Touristik Schlossblick-Betreiber Heinz Richter geht mit neuem Konzept ins neue Jahr

Zschopau. 

Zschopau. Zwar gibt es das Zschopauer Hotel "Schlossblick" seit Jahreswechsel offiziell nicht mehr. Allerdings können in dem großen Gebäude am Hoffeld, das seinen Namen dem herrlichen Blick aufs Schloss Wildeck verdankt, weiterhin Besucher untergebracht werden. "Es ist jetzt eine Wohnanlage mit elf Ferienwohnungen", erklärt Betreiber Heinz Richter. Da er inzwischen 73 Jahre alt ist, will er kürzertreten. Das Hotel ganz zu schließen, brachte er allerdings nicht übers Herz. Zu sehr ist dem Zschopauer das Objekt ans Herz gewachsen. Also suchte und fand er einen Weg, den Aufwand zu reduzieren.
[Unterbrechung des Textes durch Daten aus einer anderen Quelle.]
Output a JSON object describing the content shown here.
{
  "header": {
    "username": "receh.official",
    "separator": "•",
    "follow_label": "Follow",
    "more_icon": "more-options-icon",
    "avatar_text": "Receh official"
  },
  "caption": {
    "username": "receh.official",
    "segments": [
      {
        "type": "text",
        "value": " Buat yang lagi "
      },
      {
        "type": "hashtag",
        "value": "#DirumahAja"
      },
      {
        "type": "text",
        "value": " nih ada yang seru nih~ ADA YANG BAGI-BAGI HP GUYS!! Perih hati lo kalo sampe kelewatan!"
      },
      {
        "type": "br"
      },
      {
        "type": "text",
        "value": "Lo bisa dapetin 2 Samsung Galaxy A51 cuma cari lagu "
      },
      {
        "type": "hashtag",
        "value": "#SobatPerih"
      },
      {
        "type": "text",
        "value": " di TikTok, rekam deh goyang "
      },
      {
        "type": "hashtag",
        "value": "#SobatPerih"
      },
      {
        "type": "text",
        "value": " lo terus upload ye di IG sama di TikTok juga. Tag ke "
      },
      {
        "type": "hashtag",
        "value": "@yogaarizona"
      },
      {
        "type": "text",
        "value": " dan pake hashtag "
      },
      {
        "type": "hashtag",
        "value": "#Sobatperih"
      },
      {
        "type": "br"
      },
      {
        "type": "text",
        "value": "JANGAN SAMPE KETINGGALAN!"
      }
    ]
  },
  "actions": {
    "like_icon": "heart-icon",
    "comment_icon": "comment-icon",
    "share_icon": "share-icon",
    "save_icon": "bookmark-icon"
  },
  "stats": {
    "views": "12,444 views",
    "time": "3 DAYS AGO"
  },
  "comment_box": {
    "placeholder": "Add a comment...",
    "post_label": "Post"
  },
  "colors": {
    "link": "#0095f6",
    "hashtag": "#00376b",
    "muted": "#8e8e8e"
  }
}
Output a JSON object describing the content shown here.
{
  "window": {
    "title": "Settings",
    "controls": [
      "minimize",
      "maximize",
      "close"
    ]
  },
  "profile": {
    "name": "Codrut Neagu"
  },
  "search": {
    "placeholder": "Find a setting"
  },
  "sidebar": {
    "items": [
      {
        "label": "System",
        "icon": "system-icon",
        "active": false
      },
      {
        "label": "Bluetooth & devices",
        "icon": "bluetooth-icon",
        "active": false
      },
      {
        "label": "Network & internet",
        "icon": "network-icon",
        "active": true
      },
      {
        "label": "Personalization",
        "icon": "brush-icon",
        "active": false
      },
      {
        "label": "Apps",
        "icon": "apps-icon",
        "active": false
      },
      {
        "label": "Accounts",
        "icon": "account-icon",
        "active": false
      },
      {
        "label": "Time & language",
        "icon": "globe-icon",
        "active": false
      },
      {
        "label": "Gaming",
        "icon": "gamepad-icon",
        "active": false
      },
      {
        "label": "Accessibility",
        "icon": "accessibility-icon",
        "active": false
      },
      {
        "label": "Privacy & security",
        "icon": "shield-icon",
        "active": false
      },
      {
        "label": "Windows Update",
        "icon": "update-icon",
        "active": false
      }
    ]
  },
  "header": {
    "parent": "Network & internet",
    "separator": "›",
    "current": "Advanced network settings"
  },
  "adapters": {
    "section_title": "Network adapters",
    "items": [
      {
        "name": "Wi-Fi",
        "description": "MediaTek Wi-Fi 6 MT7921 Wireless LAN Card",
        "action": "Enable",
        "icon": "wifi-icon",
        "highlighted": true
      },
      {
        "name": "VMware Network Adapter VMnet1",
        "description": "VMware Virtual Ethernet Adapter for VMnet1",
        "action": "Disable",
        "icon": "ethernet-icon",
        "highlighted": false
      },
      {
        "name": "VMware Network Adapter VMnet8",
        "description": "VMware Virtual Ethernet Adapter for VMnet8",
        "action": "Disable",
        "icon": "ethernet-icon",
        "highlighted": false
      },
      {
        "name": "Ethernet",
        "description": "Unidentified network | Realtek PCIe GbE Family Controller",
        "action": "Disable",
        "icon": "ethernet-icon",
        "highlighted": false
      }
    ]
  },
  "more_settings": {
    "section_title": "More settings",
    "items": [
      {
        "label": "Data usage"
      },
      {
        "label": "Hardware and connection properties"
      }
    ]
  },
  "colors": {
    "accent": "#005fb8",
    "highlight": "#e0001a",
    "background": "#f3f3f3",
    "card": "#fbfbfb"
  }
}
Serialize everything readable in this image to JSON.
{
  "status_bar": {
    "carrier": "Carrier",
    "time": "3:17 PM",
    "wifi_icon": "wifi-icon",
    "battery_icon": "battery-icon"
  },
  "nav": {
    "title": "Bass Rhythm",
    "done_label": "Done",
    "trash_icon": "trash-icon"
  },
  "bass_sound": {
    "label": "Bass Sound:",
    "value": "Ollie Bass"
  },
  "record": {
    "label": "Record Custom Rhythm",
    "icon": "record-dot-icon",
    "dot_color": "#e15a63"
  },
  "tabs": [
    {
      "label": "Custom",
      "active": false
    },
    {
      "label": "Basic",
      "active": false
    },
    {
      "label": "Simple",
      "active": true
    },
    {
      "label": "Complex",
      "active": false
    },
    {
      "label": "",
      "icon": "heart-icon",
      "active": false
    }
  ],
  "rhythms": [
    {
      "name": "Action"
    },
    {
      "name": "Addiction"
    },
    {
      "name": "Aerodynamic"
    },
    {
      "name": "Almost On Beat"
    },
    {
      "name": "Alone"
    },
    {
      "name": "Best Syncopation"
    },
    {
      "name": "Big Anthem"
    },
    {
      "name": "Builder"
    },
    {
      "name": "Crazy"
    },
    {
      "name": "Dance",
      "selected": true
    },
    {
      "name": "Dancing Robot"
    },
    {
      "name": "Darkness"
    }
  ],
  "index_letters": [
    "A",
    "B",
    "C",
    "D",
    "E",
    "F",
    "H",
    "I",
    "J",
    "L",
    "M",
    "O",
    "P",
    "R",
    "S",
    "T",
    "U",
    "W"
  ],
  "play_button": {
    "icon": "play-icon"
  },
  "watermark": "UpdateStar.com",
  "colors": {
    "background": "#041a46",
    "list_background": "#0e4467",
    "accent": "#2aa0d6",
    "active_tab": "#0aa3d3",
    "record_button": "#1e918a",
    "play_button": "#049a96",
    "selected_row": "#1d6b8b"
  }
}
Einige Ferienwohnungen bereits gebucht

Jetzt kümmert sich ein Manager um die Anlage, in der Übernachtungen nur noch ohne Frühstück oder Abendbrot angeboten werden. Essen können sich die Gäste stattdessen selbst zubereiten, denn Richter hat in den Ferienwohnungen Küchenzeilen installiert. Dies war Teil der Umbauarbeiten, zu denen auch das Versetzen einiger Wände gehörte. Dass Richter damit den richtigen Weg gewählt hat, zeigt die Nachfrage. So seien einige der Ferienwohnungen, die für ein bis drei Personen gedacht sind, bereits für längere Zeiträume gebucht. Und auch die anderen Räumlichkeiten dürften gefragt sein, sobald die es eine Lockerung der Corona-Beschränkungen zulässt. Schließlich herrscht im "Schlossblick" fast immer Hochbetrieb, wenn in Zschopau Veranstaltungen anstehen.

Bei Veranstaltungen gefragt

Spektakel wie das Schloss- und Schützenfest oder das Enduro-Highlight "Rund um Zschopau" hatten sogar damit zu tun, dass das Hotel Mitte der 1990er-Jahre entstand. "Damals stand neben dem Schloss- und Schützenfest auch ein sachsenweites Numismatiker-Treffen an, zu dem viele Leute anreisten. Also war die Stadt ganz froh über unsere Idee", erinnert sich Richter. Der studierte Diplom-Ingenieur-Pädagoge war damals Programmleiter beim Internationalen Bund. Einem freien Träger für Jugend-, Sozial- und Bildungsarbeit, der seine Ausbildungsbereiche mit der Gastronomie und Hotellerie erweitern wollte. Dafür wurde das Objekt, in dem zu DDR-Zeiten das wehrpolitische Zentrum untergebracht war, entkernt und innen neu aufgebaut.

Auch große Feiern sind möglich

Dank eines Anbaus erhielt das Gebäude auch ein Restaurant. Im Innenhof befand sich zudem ein Jugendgästehaus, in dem bis zu 100 Azubis übernachten konnten. Inzwischen befinden sich im sogenannten Haus 2 nur noch fest vermietete Wohnungen. Und auch im eigentlichen Hotel hat sich einiges getan. So zog sich der Internationale Bund 2007 aus dem Objekt zurück. Heinz Richter blieb dennoch - und steckte als Betreiber viel Herzblut und Geld in das Hotel. Viele Touristen konnte er seitdem dort begrüßen - und das soll auch so bleiben. Das bereits seit einigen Jahren geschlossene Restaurant bleibt war zu. "Aber der Saal kann für Feiern mit bis zu 90 Personen weiterhin gemietet werden", erklärt der 73-Jährige. Auch ein kleinerer Festraum mit 25 Plätzen stehe weiter zur Verfügung.